17 500 francs Cfa par voyage
Pour le tarif, le prix varie selon la distance parcourue sans sortir bien entendu son itinéraire, précise-t-il. Avec 7 clients qui rentrent tous à Pikine, chaque jour, Mansour peut empocher 17 500 francs Cfa soit 2 500 F Cfa par client.
Au niveau de la Corniche Ouest, en face du Palais de justice de Dakar, des gens en tenue de sport font leur jogging le long du littoral. A côté de l’arrêt des bus de transport urbain, des clients guettent d’éventuels moyens de transport. Les bus de transport se font désirer. L’attente devient de plus en plus longue. Certains d’entre eux tentent de stopper les particuliers qui les dépassent à vive allure. Un peu plus loin, un véhicule particulier garé à 100 mètres attire notre attention. Matar Kébé, habillé en chemise, pantalon super cent assorti, propriétaire, le dos adossé sur le portière, le téléphone collé à l’oreille droite discute au bout du fil. Agent payeur dans une banque de la place, résident à Ouest Foire, Matar propose aux clients la course à 1 500 F Cfa.

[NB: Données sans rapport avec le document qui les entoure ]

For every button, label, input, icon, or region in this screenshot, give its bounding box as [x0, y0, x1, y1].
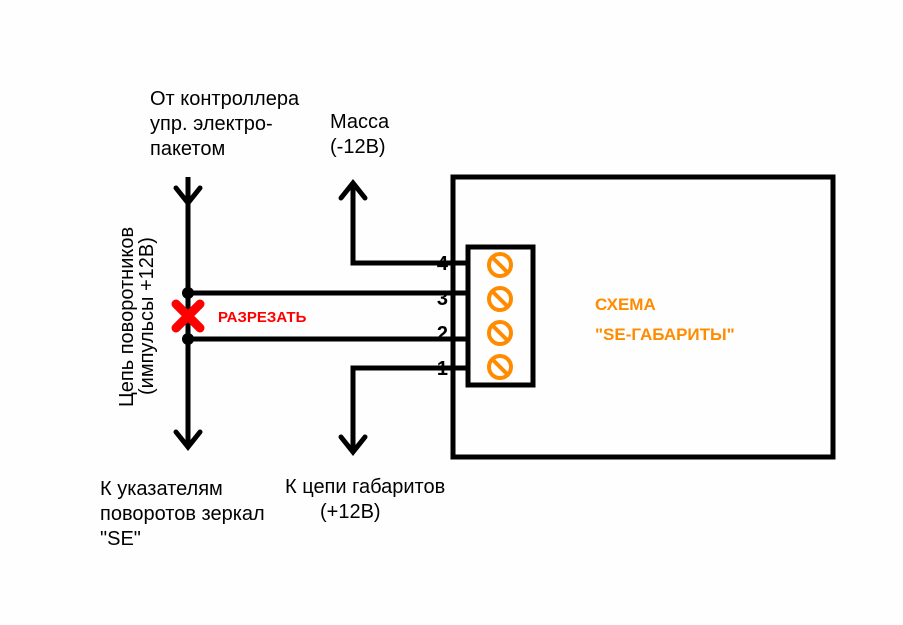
- label-from-controller-3: пакетом: [150, 138, 225, 160]
- label-to-mirrors-2: поворотов зеркал: [100, 503, 265, 525]
- label-from-controller-1: От контроллера: [150, 88, 300, 110]
- label-to-mirrors-1: К указателям: [100, 478, 223, 500]
- wiring-diagram: 4 3 2 1 СХЕМА "SE-ГАБАРИТЫ" РАЗРЕЗАТЬ От…: [0, 0, 903, 625]
- label-mass-2: (-12В): [330, 136, 386, 158]
- label-to-mirrors-3: "SE": [100, 528, 141, 550]
- label-from-controller-2: упр. электро-: [150, 113, 273, 135]
- label-mass-1: Масса: [330, 111, 390, 133]
- label-gabarit-2: (+12В): [320, 501, 381, 523]
- label-turn-circuit-2: (импульсы +12В): [136, 237, 158, 395]
- pin-2-label: 2: [437, 323, 448, 345]
- module-title-line1: СХЕМА: [595, 295, 656, 314]
- label-turn-circuit-1: Цепь поворотников: [116, 227, 138, 407]
- cut-label: РАЗРЕЗАТЬ: [218, 309, 307, 326]
- label-gabarit-1: К цепи габаритов: [285, 476, 445, 498]
- module-title-line2: "SE-ГАБАРИТЫ": [595, 325, 735, 344]
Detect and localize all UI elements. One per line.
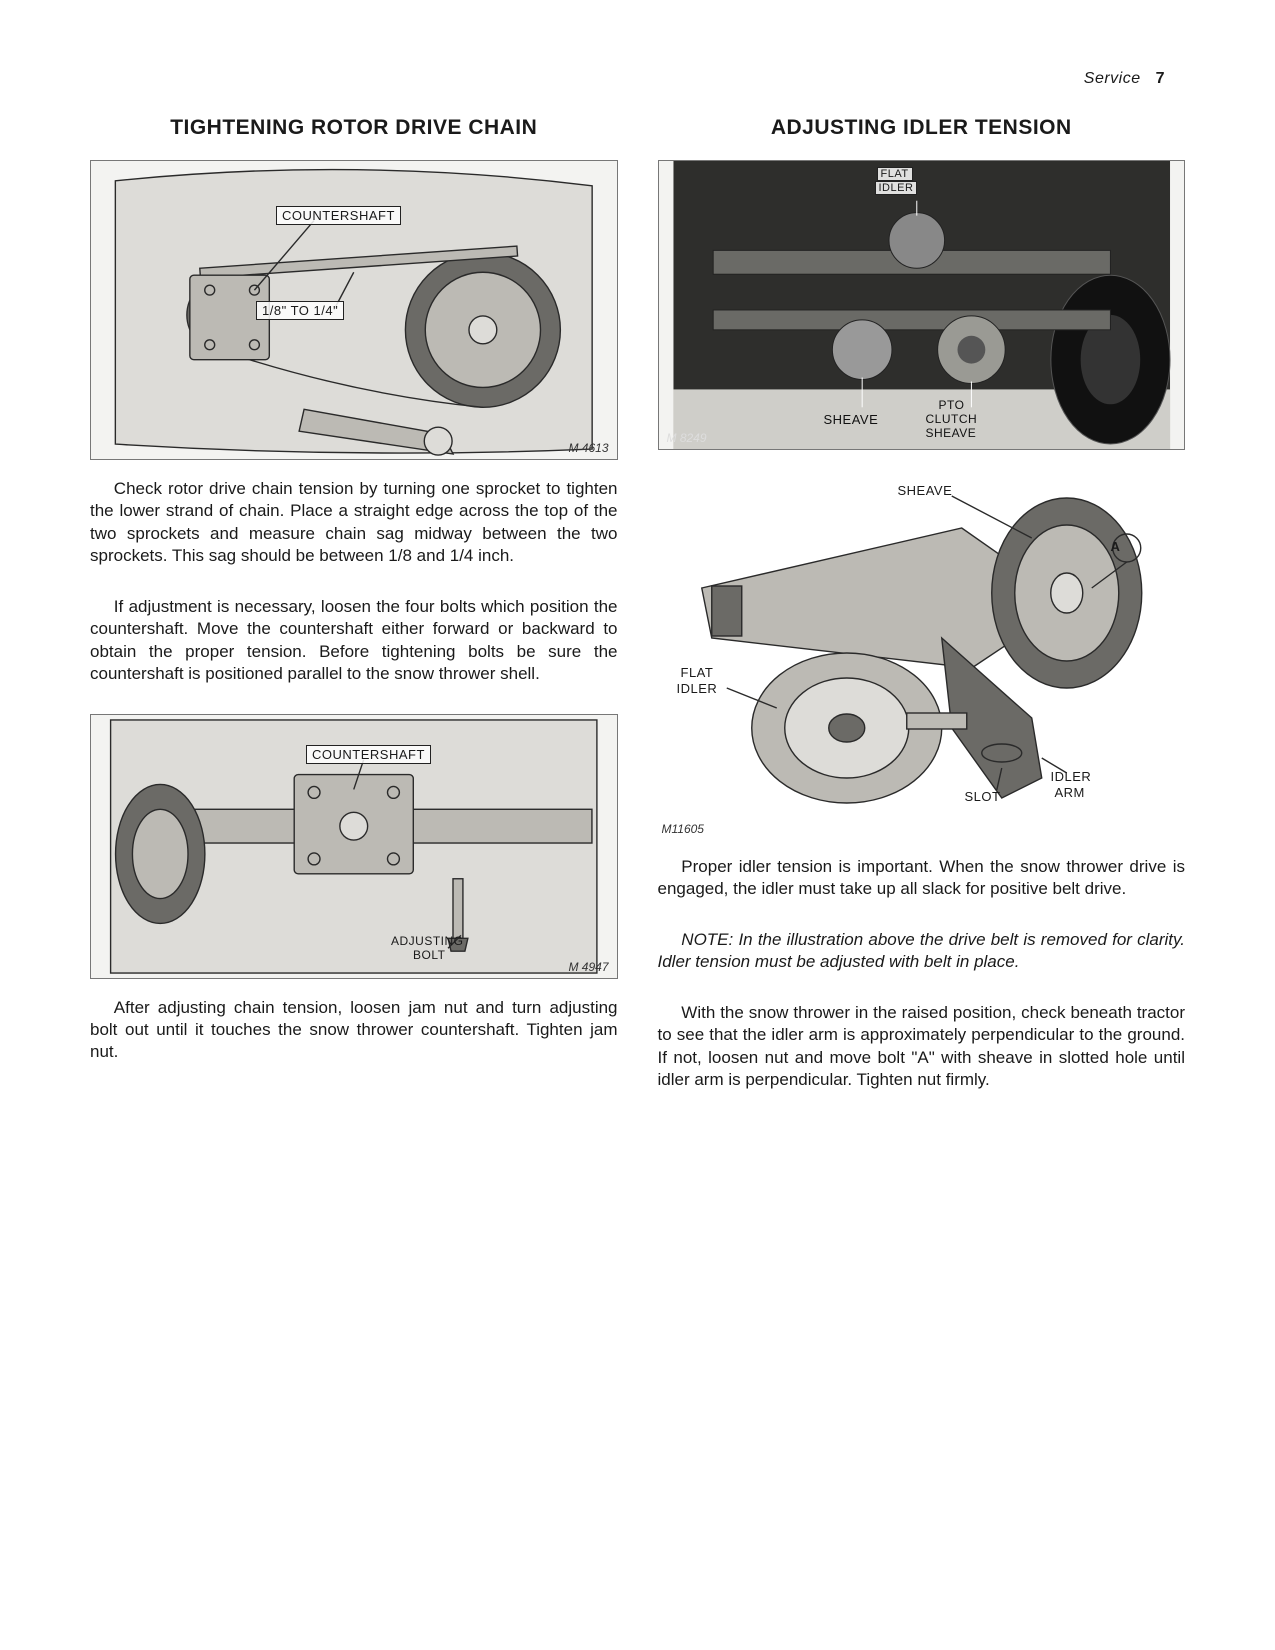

«Chaque jour je viens avec mon véhicule au boulot tout seul. Et je rentre aussi vide. A un moment, je me suis dit pourquoi pas à la descente prendre quelques clients qui rentrent à Ouest Foire et leur faire payer 1 500 F Cfa par personne. Et depuis lors, je le fais chaque jour. Il y a des clients qui viennent même maintenant m’attendre, ici, à la descente pour que je puisse les ramener», partage Matar Kébé. «De Dakar à Ouest Foire, c’est 1 500 francs Cfa, on ne peut pas avoir mieux que ça. Imaginez si c’était un taxi, le chauffeur va vous réclamer 3 mille francs Cfa surtout pendant les heures de pointe», confie, la cliente, Fanta Mboup.